### Random Permutations (Part 1)

#### Posted by John Baez

I’m going to solve some problems on random permutations in my combinatorics class, to illustrate some of the ideas on species and generating functions, but also to bring in some ideas from complex analysis.

In all these problems we choose permutations randomly from $S_n$, with each permutation having probability $1/n!$ of being chosen.

I’ll start with one that’s easy, given the stuff I’ve already explained in class.

**Puzzle 1.** What is the probability that a randomly chosen permutation of an $n$-element set has exactly $k$ fixed points? What does this probability converge to as $n \to \infty$?

In homework the students already computed the probability that a randomly chosen permutation of an $n$-element set has *no* fixed points. A permutation with no fixed points is called a derangement, and the number of derangements of an $n$-element set is called the subfactorial $!\!n$.

Using the inclusion-exclusion principle, the number of derangements of $\{1,\dots, n\}$ is the number of permutations of this set, minus the number of permutations that fix the point $1$, minus the number that fix the point $2$,… minus the number that fix the point $n$, plus the number that fix the points $1$ and $2$, plus the number that fix the points $1$ and $3$,… minus the number that fix the points $1, 2$ and $3$,… and so on.

In short:

$!n = n! \; -\; \binom{n}{1} (n-1)! + \binom{n}{2} (n-2)! - \cdots + (-1)^n \binom{n}{n} (n-n)!$

We can simplify this to

$!\!n = n! \, \left(\frac{1}{0!} - \frac{1}{1!} + \frac{1}{2!} - \cdots + \frac{(-1)^n}{n!} \right)$

Thus, the probability that a permutation of an $n$-element set has no fixed points is

$\frac{!\!n}{n!} = \frac{1}{0!} - \frac{1}{1!} + \frac{1}{2!} - \cdots + \frac{(-1)^n}{n!}$

and this approaches $1/e$ as $n \to \infty$. So cool.

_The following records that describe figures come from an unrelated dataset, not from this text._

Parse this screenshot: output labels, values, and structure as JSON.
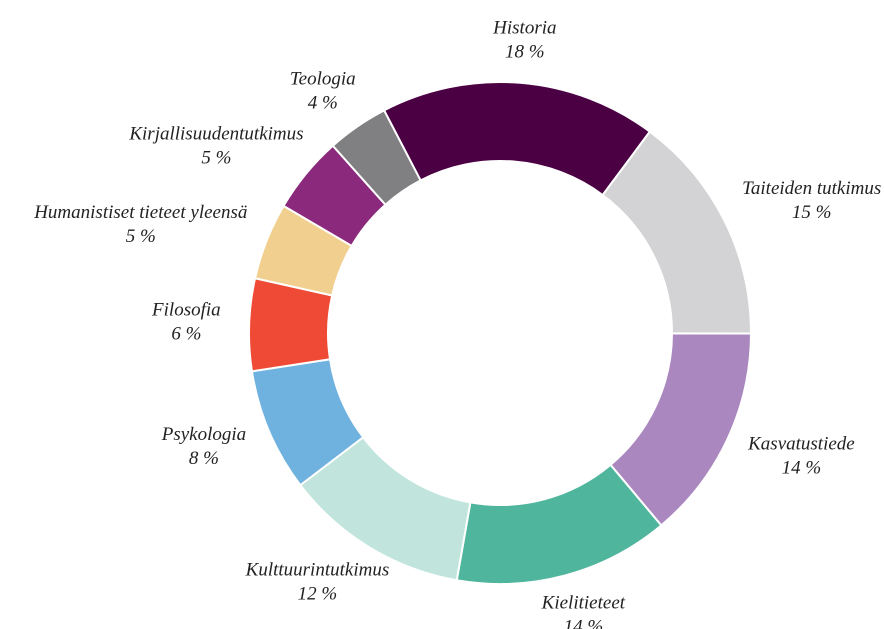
{
  "chart_data": {
    "type": "donut",
    "categories": [
      "Historia",
      "Taiteiden tutkimus",
      "Kasvatustiede",
      "Kielitieteet",
      "Kulttuurintutkimus",
      "Psykologia",
      "Filosofia",
      "Humanistiset tieteet yleensä",
      "Kirjallisuudentutkimus",
      "Teologia"
    ],
    "values": [
      18,
      15,
      14,
      14,
      12,
      8,
      6,
      5,
      5,
      4
    ],
    "value_labels": [
      "18 %",
      "15 %",
      "14 %",
      "14 %",
      "12 %",
      "8 %",
      "6 %",
      "5 %",
      "5 %",
      "4 %"
    ],
    "colors": [
      "#4b0044",
      "#d3d3d5",
      "#ab87c0",
      "#4fb59c",
      "#c1e5dd",
      "#70b2df",
      "#ef4a35",
      "#f1d08f",
      "#8b2a7d",
      "#808083"
    ]
  }
}
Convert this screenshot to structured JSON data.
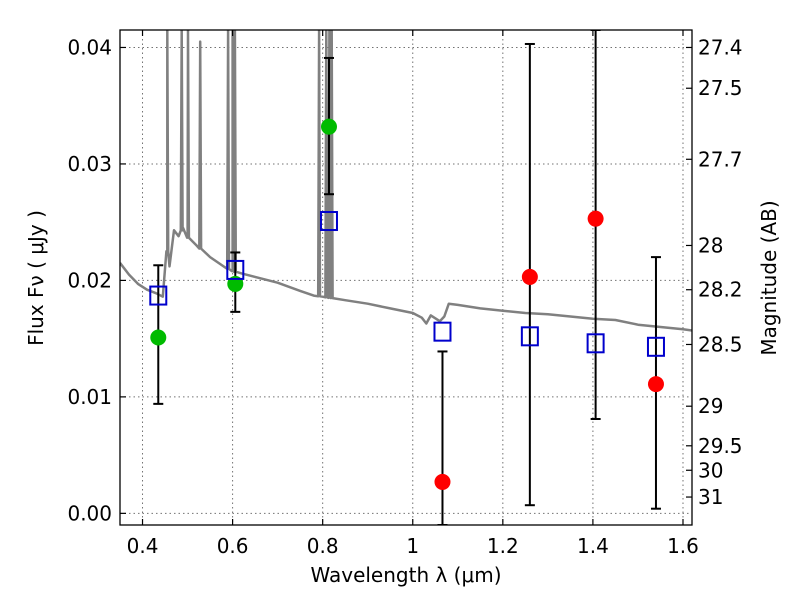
{
  "chart_data": {
    "type": "scatter",
    "xlabel": "Wavelength  λ (μm)",
    "ylabel": "Flux  Fν  ( μJy )",
    "y2label": "Magnitude (AB)",
    "xlim": [
      0.35,
      1.62
    ],
    "ylim": [
      -0.001,
      0.0415
    ],
    "grid": true,
    "x_ticks": [
      0.4,
      0.6,
      0.8,
      1.0,
      1.2,
      1.4,
      1.6
    ],
    "x_tick_labels": [
      "0.4",
      "0.6",
      "0.8",
      "1",
      "1.2",
      "1.4",
      "1.6"
    ],
    "y_ticks": [
      0.0,
      0.01,
      0.02,
      0.03,
      0.04
    ],
    "y_tick_labels": [
      "0.00",
      "0.01",
      "0.02",
      "0.03",
      "0.04"
    ],
    "y2_ticks": [
      {
        "label": "27.4",
        "flux": 0.04
      },
      {
        "label": "27.5",
        "flux": 0.0365
      },
      {
        "label": "27.7",
        "flux": 0.0304
      },
      {
        "label": "28",
        "flux": 0.023
      },
      {
        "label": "28.2",
        "flux": 0.0192
      },
      {
        "label": "28.5",
        "flux": 0.0145
      },
      {
        "label": "29",
        "flux": 0.0092
      },
      {
        "label": "29.5",
        "flux": 0.0058
      },
      {
        "label": "30",
        "flux": 0.0037
      },
      {
        "label": "31",
        "flux": 0.0014
      }
    ],
    "series": [
      {
        "marker": "circle-green",
        "color": "#00bb00",
        "points": [
          {
            "x": 0.435,
            "y": 0.0151
          },
          {
            "x": 0.606,
            "y": 0.0197
          },
          {
            "x": 0.814,
            "y": 0.0332
          }
        ]
      },
      {
        "marker": "circle-red",
        "color": "#ff0000",
        "points": [
          {
            "x": 1.066,
            "y": 0.0027
          },
          {
            "x": 1.26,
            "y": 0.0203
          },
          {
            "x": 1.406,
            "y": 0.0253
          },
          {
            "x": 1.54,
            "y": 0.0111
          }
        ]
      },
      {
        "marker": "square-open-blue",
        "color": "#0000cc",
        "points": [
          {
            "x": 0.435,
            "y": 0.0187
          },
          {
            "x": 0.606,
            "y": 0.0209
          },
          {
            "x": 0.814,
            "y": 0.0251
          },
          {
            "x": 1.066,
            "y": 0.0156
          },
          {
            "x": 1.26,
            "y": 0.0152
          },
          {
            "x": 1.406,
            "y": 0.0146
          },
          {
            "x": 1.54,
            "y": 0.0143
          }
        ]
      }
    ],
    "errorbars": [
      {
        "x": 0.435,
        "ylow": 0.0094,
        "yhigh": 0.0213
      },
      {
        "x": 0.606,
        "ylow": 0.0173,
        "yhigh": 0.0224
      },
      {
        "x": 0.814,
        "ylow": 0.0274,
        "yhigh": 0.0391
      },
      {
        "x": 1.066,
        "ylow": -0.001,
        "yhigh": 0.0139
      },
      {
        "x": 1.26,
        "ylow": 0.0007,
        "yhigh": 0.0403
      },
      {
        "x": 1.406,
        "ylow": 0.0081,
        "yhigh": 0.0415
      },
      {
        "x": 1.54,
        "ylow": 0.0004,
        "yhigh": 0.022
      }
    ],
    "model_sed": {
      "color": "#808080",
      "continuum": [
        [
          0.35,
          0.0215
        ],
        [
          0.37,
          0.0205
        ],
        [
          0.39,
          0.0197
        ],
        [
          0.41,
          0.0192
        ],
        [
          0.43,
          0.0189
        ],
        [
          0.445,
          0.0186
        ],
        [
          0.455,
          0.0225
        ],
        [
          0.46,
          0.0212
        ],
        [
          0.47,
          0.0243
        ],
        [
          0.48,
          0.0238
        ],
        [
          0.49,
          0.0245
        ],
        [
          0.5,
          0.0237
        ],
        [
          0.52,
          0.023
        ],
        [
          0.55,
          0.022
        ],
        [
          0.58,
          0.0212
        ],
        [
          0.6,
          0.0208
        ],
        [
          0.62,
          0.0206
        ],
        [
          0.65,
          0.0203
        ],
        [
          0.7,
          0.0198
        ],
        [
          0.75,
          0.0191
        ],
        [
          0.78,
          0.0187
        ],
        [
          0.8,
          0.0186
        ],
        [
          0.85,
          0.0183
        ],
        [
          0.9,
          0.018
        ],
        [
          0.95,
          0.0176
        ],
        [
          1.0,
          0.0172
        ],
        [
          1.02,
          0.0168
        ],
        [
          1.03,
          0.0163
        ],
        [
          1.04,
          0.017
        ],
        [
          1.06,
          0.0165
        ],
        [
          1.07,
          0.0169
        ],
        [
          1.08,
          0.018
        ],
        [
          1.1,
          0.0179
        ],
        [
          1.15,
          0.0176
        ],
        [
          1.2,
          0.0174
        ],
        [
          1.25,
          0.0172
        ],
        [
          1.3,
          0.0171
        ],
        [
          1.35,
          0.0169
        ],
        [
          1.4,
          0.0167
        ],
        [
          1.45,
          0.0166
        ],
        [
          1.5,
          0.0162
        ],
        [
          1.55,
          0.016
        ],
        [
          1.6,
          0.0158
        ],
        [
          1.62,
          0.0157
        ]
      ],
      "emission_lines": [
        {
          "x": 0.455,
          "peak": 0.0415
        },
        {
          "x": 0.487,
          "peak": 0.0415
        },
        {
          "x": 0.501,
          "peak": 0.0415
        },
        {
          "x": 0.528,
          "peak": 0.0405
        },
        {
          "x": 0.59,
          "peak": 0.0415
        },
        {
          "x": 0.6,
          "peak": 0.0415
        },
        {
          "x": 0.605,
          "peak": 0.0415
        },
        {
          "x": 0.792,
          "peak": 0.0415
        },
        {
          "x": 0.808,
          "peak": 0.0415
        },
        {
          "x": 0.815,
          "peak": 0.0415
        },
        {
          "x": 0.82,
          "peak": 0.0415
        }
      ]
    }
  }
}
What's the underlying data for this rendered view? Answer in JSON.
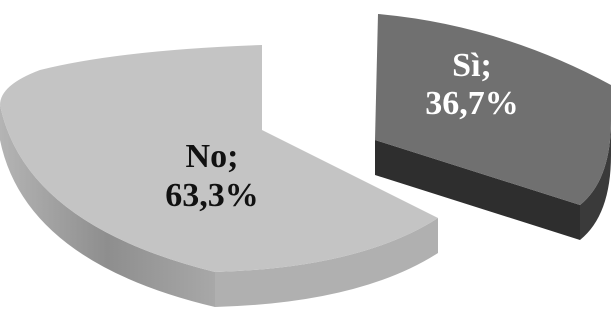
{
  "chart_data": {
    "type": "pie",
    "style": "3d-exploded",
    "slices": [
      {
        "label": "Sì",
        "value": 36.7,
        "display_line1": "Sì;",
        "display_line2": "36,7%",
        "color_top": "#707070",
        "color_side": "#3a3a3a",
        "text_color": "#ffffff"
      },
      {
        "label": "No",
        "value": 63.3,
        "display_line1": "No;",
        "display_line2": "63,3%",
        "color_top": "#c4c4c4",
        "color_side": "#9c9c9c",
        "text_color": "#111111"
      }
    ],
    "title": "",
    "legend": "none"
  }
}
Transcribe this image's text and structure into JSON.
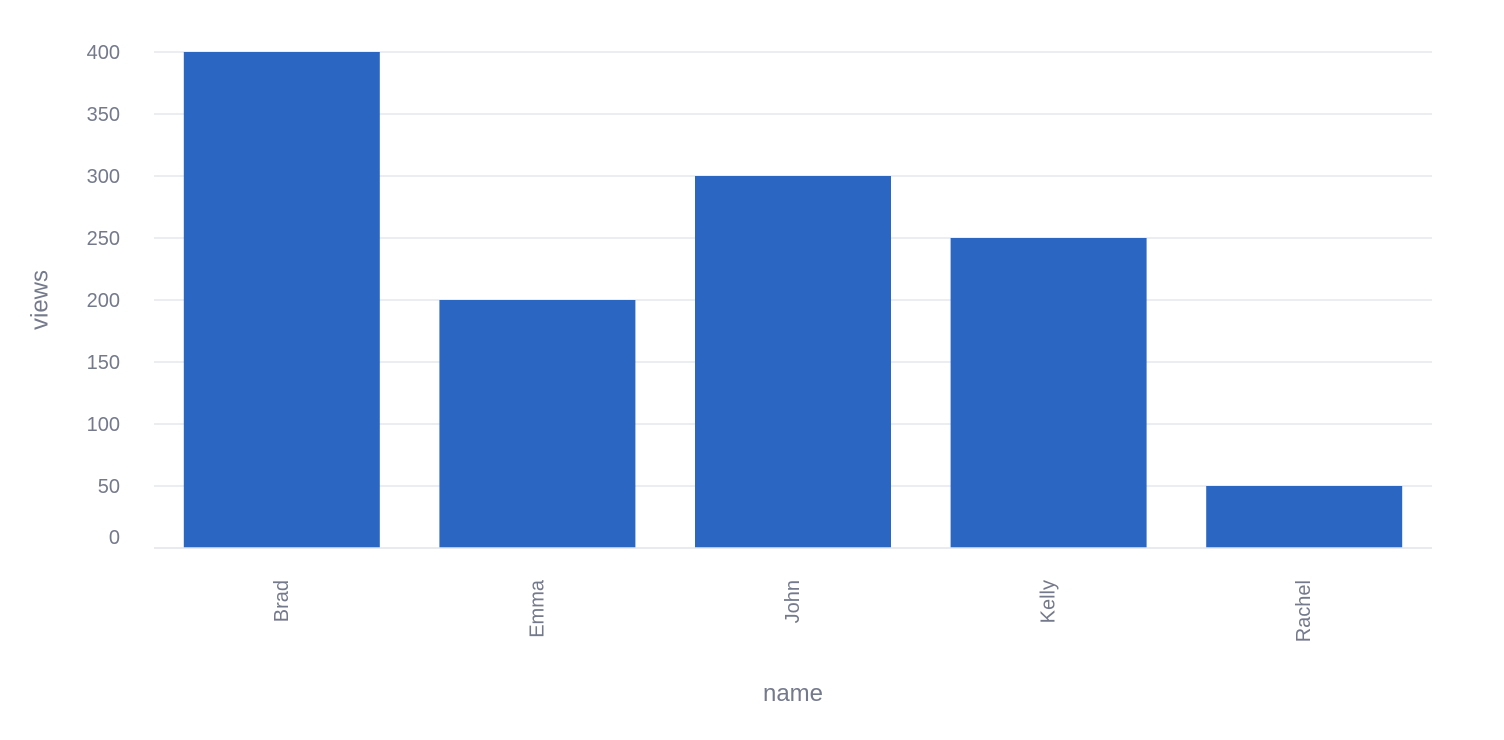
{
  "chart_data": {
    "type": "bar",
    "categories": [
      "Brad",
      "Emma",
      "John",
      "Kelly",
      "Rachel"
    ],
    "values": [
      400,
      200,
      300,
      250,
      50
    ],
    "title": "",
    "xlabel": "name",
    "ylabel": "views",
    "ylim": [
      0,
      400
    ],
    "yticks": [
      0,
      50,
      100,
      150,
      200,
      250,
      300,
      350,
      400
    ],
    "grid": true,
    "legend": "none",
    "colors": {
      "bar": "#2b66c2",
      "grid": "#e5e7eb",
      "text": "#747a8c"
    }
  }
}
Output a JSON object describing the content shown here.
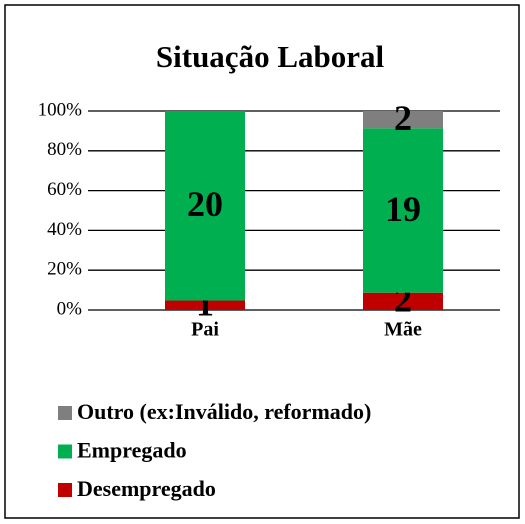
{
  "chart_data": {
    "type": "bar",
    "stacking": "percent",
    "title": "Situação Laboral",
    "categories": [
      "Pai",
      "Mãe"
    ],
    "series": [
      {
        "name": "Desempregado",
        "color": "#c00000",
        "values": [
          1,
          2
        ]
      },
      {
        "name": "Empregado",
        "color": "#00b050",
        "values": [
          20,
          19
        ]
      },
      {
        "name": "Outro (ex:Inválido, reformado)",
        "color": "#7f7f7f",
        "values": [
          null,
          2
        ]
      }
    ],
    "ylim": [
      0,
      100
    ],
    "yticks": [
      {
        "value": 0,
        "label": "0%"
      },
      {
        "value": 20,
        "label": "20%"
      },
      {
        "value": 40,
        "label": "40%"
      },
      {
        "value": 60,
        "label": "60%"
      },
      {
        "value": 80,
        "label": "80%"
      },
      {
        "value": 100,
        "label": "100%"
      }
    ],
    "grid": true
  }
}
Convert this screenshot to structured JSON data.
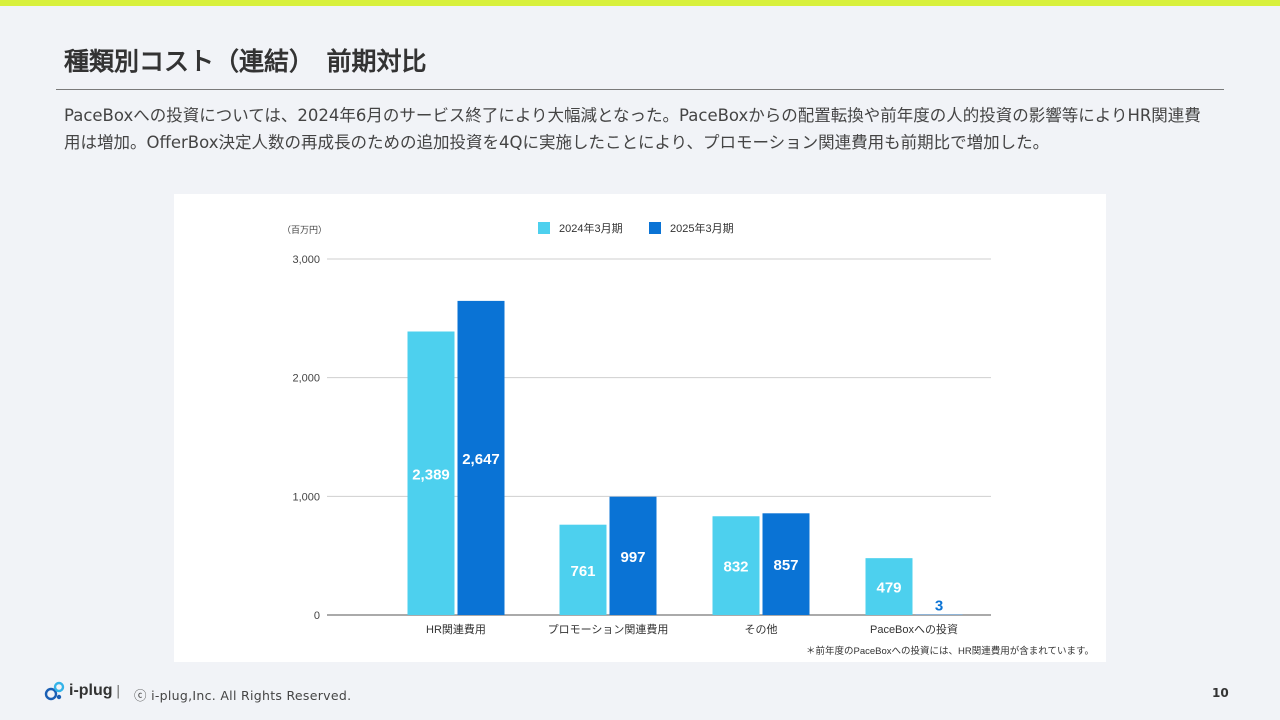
{
  "title": "種類別コスト（連結）　前期対比",
  "description": "PaceBoxへの投資については、2024年6月のサービス終了により大幅減となった。PaceBoxからの配置転換や前年度の人的投資の影響等によりHR関連費用は増加。OfferBox決定人数の再成長のための追加投資を4Qに実施したことにより、プロモーション関連費用も前期比で増加した。",
  "footer": {
    "brand": "i-plug",
    "separator": "|",
    "copyright": "ⓒ i-plug,Inc. All Rights Reserved.",
    "page_number": "10"
  },
  "colors": {
    "accent_bar": "#d8f03c",
    "series_2024": "#4dd0ee",
    "series_2025": "#0a73d5"
  },
  "chart_data": {
    "type": "bar",
    "unit_label": "（百万円）",
    "categories": [
      "HR関連費用",
      "プロモーション関連費用",
      "その他",
      "PaceBoxへの投資"
    ],
    "series": [
      {
        "name": "2024年3月期",
        "values": [
          2389,
          761,
          832,
          479
        ],
        "labels": [
          "2,389",
          "761",
          "832",
          "479"
        ]
      },
      {
        "name": "2025年3月期",
        "values": [
          2647,
          997,
          857,
          3
        ],
        "labels": [
          "2,647",
          "997",
          "857",
          "3"
        ]
      }
    ],
    "yticks": [
      "3,000",
      "2,000",
      "1,000",
      "0"
    ],
    "ytick_values": [
      3000,
      2000,
      1000,
      0
    ],
    "ylim": [
      0,
      3000
    ],
    "grid": true,
    "legend_position": "top",
    "footnote": "＊前年度のPaceBoxへの投資には、HR関連費用が含まれています。"
  }
}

Now, what about $k$ fixed points? To choose a permutation of an $n$-element set with $k$ fixed points, we need to choose $k$ points and then choose a derangement of the remaining $(n-k)$-element set. There are

$\binom{n}{k} \, !(n-k)$

ways to do this. Thus, the probability that a permutation of an $n$-element set has $k$ fixed points is

$\binom{n}{k} \; \frac{!\!(n-k)}{n!}$

which can be written more charmingly as

$\frac{1}{k!} \; \frac{!\!(n-k)}{(n-k)!}$

We have seen that as $n \to \infty$ we have

$\frac{!\!(n-k)}{(n-k)!} \to \frac{1}{e}$

Thus, as $n \to \infty$, the probability that a permutation of an $n$-element set has $k$ fixed points approaches

$\frac{1}{e \, k!}$

Note that these probabilities sum to $1$, as they must.

**Puzzle 2.** In the $n \to \infty$ limit, what is the expected number of fixed points of a permutation of an $n$-element set?

You might naively think it would be infinite, but remember as we increase the size of our set we decrease the probability that any point gets mapped to itself.

We know that in the $n \to \infty$ limit the probability of there being $k$ fixed points is

$\frac{1}{e \, k!}$

so in this limit, the expected number of fixed points is

$\sum_{k \ge 0} k \frac{1}{k! e} = \frac{1}{e} \sum_{k \ge 1} \frac{1}{(k-1)!} = 1$

Exactly one!

You might also wonder what’s the expected number of fixed points for an arbitrary finite $n$, but I’ll leave that to you.

## Re: Random Permutations (Part 1)

Is it clear why the limit as $n \to \infty$ of the expected number of fixed points of a permutation on $n$ elements is the same as $\sum_{k = 0}^\infty P_k k$, where $P_k$ is the limit as $n \to \infty$ of the probability of a permutation on $n$ elements having exactly $k$ fixed points? This seems like the sort of interchange-of-limits argument with which one must take some care.